For many, the ongoing Covid-19 pandemic has resulted in drastic operational changes, be that reducing the workforce, implementing remote working, and for some even expanding. Across the UK, businesses have spent the last six months adapting to the ‘new normal’ ensuring their businesses stay healthy and profitable. The pandemic has undoubtedly fuelled market volatility, and with Brexit, less than 80 days away, the turbulent market winds look set to stay.
The ongoing global pandemic has meant many companies have somewhat overlooked the fast-approaching Brexit deadline. Recent research conducted by moneycorp Bank collated responses from more than 170 companies in a variety of sectors including finance, agriculture, travel services, mining and construction to ascertain the readiness of UK businesses for Brexit.
The survey highlighted that a staggering 88% of UK businesses trading internationally hadn’t yet considered switching their supply chains pre-Brexit, despite the significant impact Covid-19 has already had on businesses and their supply chains across the UK.
Namely, 52% of companies saw a reduction in demand for their services or products and 30% suffered delays and significant uncertainty in their supply chains. Rather tellingly, 17% of business reduced the volume of products they were ordering from their suppliers with 6% of the businesses surveyed reporting that they had to order through more costly suppliers, all of which shows significant disruption.
As a result of the pandemic, 43% of businesses said they’d overhauled their operating model altogether, with many taking a range of additional reactive actions including creating comprehensive emergency operations centres, redesigning supply chains with local sources and secondary sources, mapping suppliers to assess vulnerabilities, and running outage scenarios to assess the possibility of unforeseen impacts.
Despite having made these changes to deal with the challenge of Covid-19 trading, businesses haven’t taken a proactive approach to prepare and mitigate the effects of Brexit. When it comes to international trade it’s vital that companies think about their supply chain and the impact of Brexit, taking into consideration what a potentially weak pound will do to their bottom line, and what a reduction in supply and demand could mean.

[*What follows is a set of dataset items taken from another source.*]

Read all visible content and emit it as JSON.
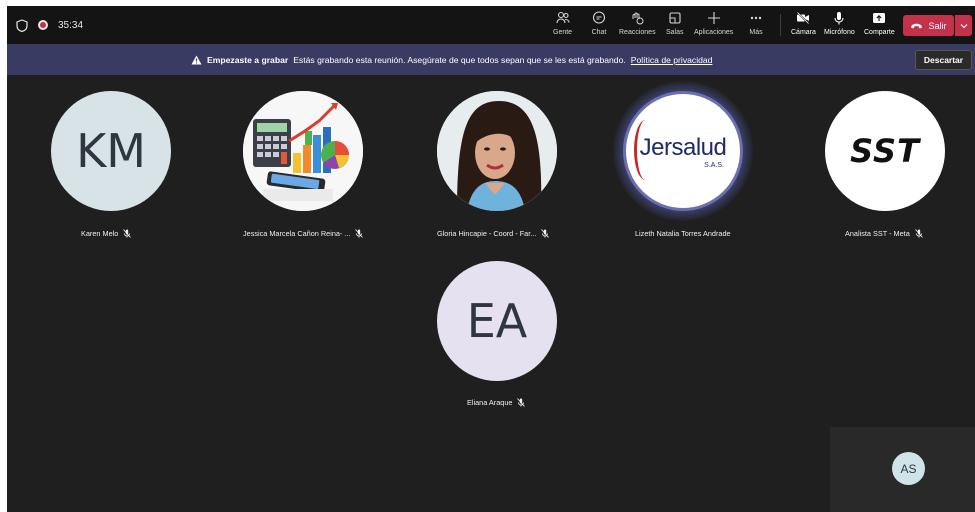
{
  "topbar": {
    "timer": "35:34",
    "buttons": {
      "people": "Gente",
      "chat": "Chat",
      "reactions": "Reacciones",
      "rooms": "Salas",
      "apps": "Aplicaciones",
      "more": "Más",
      "camera": "Cámara",
      "mic": "Micrófono",
      "share": "Comparte"
    },
    "leave": "Salir"
  },
  "banner": {
    "title": "Empezaste a grabar",
    "message": "Estás grabando esta reunión. Asegúrate de que todos sepan que se les está grabando.",
    "link": "Política de privacidad",
    "dismiss": "Descartar"
  },
  "participants": [
    {
      "initials": "KM",
      "name": "Karen Melo"
    },
    {
      "name": "Jessica Marcela Cañon Reina- ..."
    },
    {
      "name": "Gloria Hincapie - Coord - Far..."
    },
    {
      "logo_text": "Jersalud",
      "logo_sub": "S.A.S.",
      "name": "Lizeth Natalia Torres Andrade"
    },
    {
      "logo_text": "SST",
      "name": "Analista SST - Meta"
    },
    {
      "initials": "EA",
      "name": "Eliana Araque"
    }
  ],
  "self_view": {
    "initials": "AS"
  },
  "colors": {
    "stage": "#1f1f1f",
    "topbar": "#141414",
    "banner": "#3a3b63",
    "leave": "#c4314b",
    "avatar_km": "#d7e3e6",
    "avatar_ea": "#e6e1f0"
  }
}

By proactively preparing, it allows businesses to engage in key strategic decision making such as where to invest resources and even whether to restructure.
With the right preparation, Brexit could allow businesses to thrive, expand their operations by trading in new markets and accessing previously untapped resources. New, exciting trade deals with the likes of Japan and the United States mean British companies have the opportunity to expand their global reach like never before. For example, the agriculture industry could expand, selling quality British produce and machinery to a whole new market with a hunger for chemical-free food and quality craftsmanship.
However, trading in new markets will undoubtedly increase currency exposure, potentially negatively impacting profitability if it’s done reactively rather than proactively. Businesses can mitigate their currency exposure primarily by researching where their market sector may be growing or shrinking and ascertaining where future opportunities may lie to ensure they have a prosperous business post-Brexit. It’s important to note that emerging markets may often require businesses to provide more in-depth information and due diligence when trading. Always seek support and guidance by working with a payment provider who can provide local knowledge and global resources.
One thing British businesses can be sure of, as the 31st December approaches, is that now is the time to assess currency exposure, international supply chains and potential new marketplaces.
It’s important to remember you are not alone in this and the best course of action may be to first speak to a specialist. Currency specialists will typically be able to offer better rates and lower fees but more importantly guidance when you need it most.
This year has been incredibly difficult for the majority of UK businesses, and the impact of Covid-19 can’t be downplayed. However, businesses mustn’t take their eye off Brexit, as this will undoubtedly cause even greater disruption further down the line. Whilst negotiations are still ongoing it’s important to keep up to date on how your business could be impacted by frequenting the government website for live updates.